Access to medicines: While the amended text removes the most egregious CAFTA-based provisions limiting the access to affordable medicines, the text still includes NAFTA provisions that undermine the right to affordable medicines for poorer countries contained in the WTO’s Doha Declaration.

Agriculture: The amended text does not address the problems in the NAFTA-style agriculture trade rules that have simultaneously undermined U.S. producers’ ability to earn a fair price for their crops at home and in the global market place. Continuing this model is projected to increase hunger; illicit drug cultivation; undocumented migration; and continue the race to the bottom for commodity prices.  It will pit farmer against farmer and country against country to see who can produce food the cheapest, regardless of standards on labor, the environment or food safety.

Food safety: The amended text does not address limits on imported food safety and inspection. This FTA still contains language requiring the United States to accept imported food that does not meet our safety standards.

 

Improvements Needed for Passage

 

Any FTA with Panama must be conditioned on their government eliminating excessive banking secrecy, re-regulating its financial sector, forcing banks and multinational subsidiaries to pay taxes, and signing international tax transparency treaties such as the U.S. Tax Information Exchange Agreement and the standard U.S. double taxation/fiscal evasion treaty – which Panama has thus far refused to do.

The Trade Reform, Accountability, Development and Employment (TRADE) Act — put forward last session by eighty House and Senate members — can also serve as a blueprint for amending the Panama FTA, offering a more balanced way to expand trade. 

We are all eager to support trade agreements that benefit a majority of U.S. workers, farmers, small businesses and consumers.

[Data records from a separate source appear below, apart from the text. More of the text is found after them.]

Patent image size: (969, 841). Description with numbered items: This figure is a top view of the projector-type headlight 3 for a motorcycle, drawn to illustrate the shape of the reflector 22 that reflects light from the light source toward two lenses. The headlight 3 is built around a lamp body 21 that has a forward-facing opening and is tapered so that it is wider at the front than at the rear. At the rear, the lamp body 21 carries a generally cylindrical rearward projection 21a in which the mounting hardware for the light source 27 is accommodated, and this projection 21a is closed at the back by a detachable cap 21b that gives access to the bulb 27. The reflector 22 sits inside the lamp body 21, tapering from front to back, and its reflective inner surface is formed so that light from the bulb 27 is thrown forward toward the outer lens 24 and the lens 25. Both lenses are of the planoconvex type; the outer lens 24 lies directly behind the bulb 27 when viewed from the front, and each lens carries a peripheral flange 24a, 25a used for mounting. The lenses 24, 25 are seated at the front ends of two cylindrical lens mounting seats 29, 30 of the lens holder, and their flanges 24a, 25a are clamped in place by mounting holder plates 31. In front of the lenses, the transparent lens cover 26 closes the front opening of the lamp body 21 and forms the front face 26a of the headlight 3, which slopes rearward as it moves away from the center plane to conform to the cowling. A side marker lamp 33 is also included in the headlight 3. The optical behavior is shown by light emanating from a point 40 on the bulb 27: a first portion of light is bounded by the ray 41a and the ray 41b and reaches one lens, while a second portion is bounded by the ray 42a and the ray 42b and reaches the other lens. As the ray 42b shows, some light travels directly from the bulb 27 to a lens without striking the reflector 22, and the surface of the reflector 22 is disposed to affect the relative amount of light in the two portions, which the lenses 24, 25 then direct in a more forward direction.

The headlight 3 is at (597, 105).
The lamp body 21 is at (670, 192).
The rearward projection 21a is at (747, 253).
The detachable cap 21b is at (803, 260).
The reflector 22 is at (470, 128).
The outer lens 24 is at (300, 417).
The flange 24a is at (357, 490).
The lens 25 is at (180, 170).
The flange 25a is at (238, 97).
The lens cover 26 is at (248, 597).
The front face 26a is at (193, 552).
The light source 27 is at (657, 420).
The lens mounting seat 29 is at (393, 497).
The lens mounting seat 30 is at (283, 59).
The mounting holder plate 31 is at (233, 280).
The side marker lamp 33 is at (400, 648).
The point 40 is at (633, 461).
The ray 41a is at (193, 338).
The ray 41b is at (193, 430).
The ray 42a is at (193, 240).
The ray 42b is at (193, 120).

We all want trade agreements that work to achieve the larger societal goals of economic justice, poverty alleviation, pollution reduction, and human rights. Unfortunately, the Panama FTA does not meet these goals

Civil society activist groups know American companies are closing down and setting up shop overseas to take advantage of unregulated food safety conditions, sub-standard wages and labor laws, off shoring loopholes and fewer environmental constraints.